However, distinct taxonomic compositions were also observed in each zone. The SA zone was dominated in its first two sampling points by Cyanobacteria (20%), Bacteroidales (18%), and Lactobacillales (9.7%) (Figure 6). The orders Rickettsiales (4%), Thiotrichales (1.6%), and Methylophilales (2.2%) increased in relative abundance in the PF zone (Figure 6). MGI (Thaumarchaeota) dominated in one of the samples of AS zone (32.6%) (Figure 6). Desulfobacterales (1.2%), Rhodosporilalles (1.1%), and SAR324 (1.9%) increased in relative abundance in the AS zone. The WAP zone was dominated by Oceanospirillales (35.9%), meanwhile, in the same zone, Alteromonadales (6.1%) exhibited the lowest values found across the entire transect.
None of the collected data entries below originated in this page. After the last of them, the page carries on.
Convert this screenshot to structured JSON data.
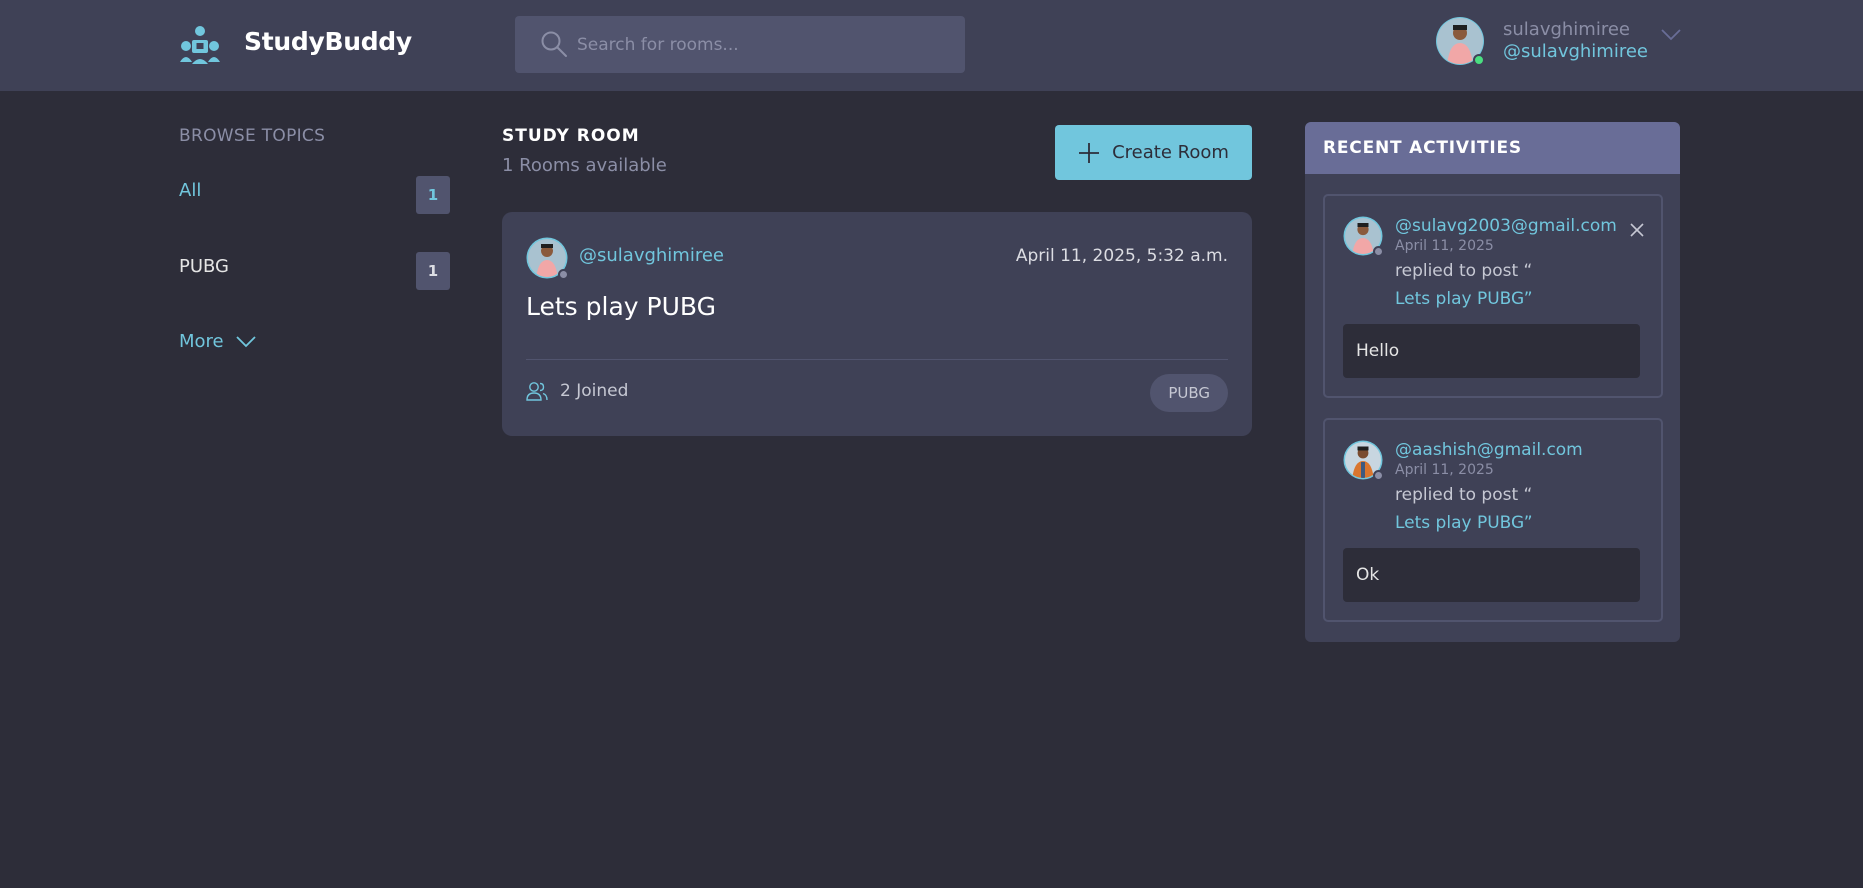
{
  "header": {
    "brand": "StudyBuddy",
    "search_placeholder": "Search for rooms...",
    "user": {
      "name": "sulavghimiree",
      "handle": "@sulavghimiree"
    }
  },
  "sidebar": {
    "title": "BROWSE TOPICS",
    "topics": [
      {
        "label": "All",
        "count": "1"
      },
      {
        "label": "PUBG",
        "count": "1"
      }
    ],
    "more_label": "More"
  },
  "main": {
    "heading": "STUDY ROOM",
    "rooms_available": "1 Rooms available",
    "create_label": "Create Room",
    "rooms": [
      {
        "host": "@sulavghimiree",
        "date": "April 11, 2025, 5:32 a.m.",
        "title": "Lets play PUBG",
        "joined": "2 Joined",
        "topic": "PUBG"
      }
    ]
  },
  "activities": {
    "title": "RECENT ACTIVITIES",
    "items": [
      {
        "user": "@sulavg2003@gmail.com",
        "date": "April 11, 2025",
        "action": "replied to post “",
        "post": "Lets play PUBG”",
        "message": "Hello"
      },
      {
        "user": "@aashish@gmail.com",
        "date": "April 11, 2025",
        "action": "replied to post “",
        "post": "Lets play PUBG”",
        "message": "Ok"
      }
    ]
  },
  "colors": {
    "accent": "#71c6dd",
    "background": "#2d2d39",
    "surface": "#3f4156",
    "online": "#4ade80",
    "offline": "#8b8ea6"
  }
}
The last 3 zones, BS, MB, and MC, showed a similar taxonomic composition dominated by Alteromonadales (29.2%), Oceanospirillales (24.5%), and Rhodobacterales (13.4%) with a marked decrease of SAR11 (5.1%) as dominant taxa (Figure 6). Some differences were seen also for less abundant taxa in BS zone with an increase in Pseudomonadales (3.8%), Desulfobacterales (1.8%), and Methylophilales (1.6%) (Figure 6). In contrast to all the other zones, Campylobacterales (2.1%) had a higher relative abundance in all sampling points in the MC zone (Figure 6). Finally, an increase in the number of sequences was observed for the Sphingomonadales order at MB (1.9%) and MC zones (Figure 6).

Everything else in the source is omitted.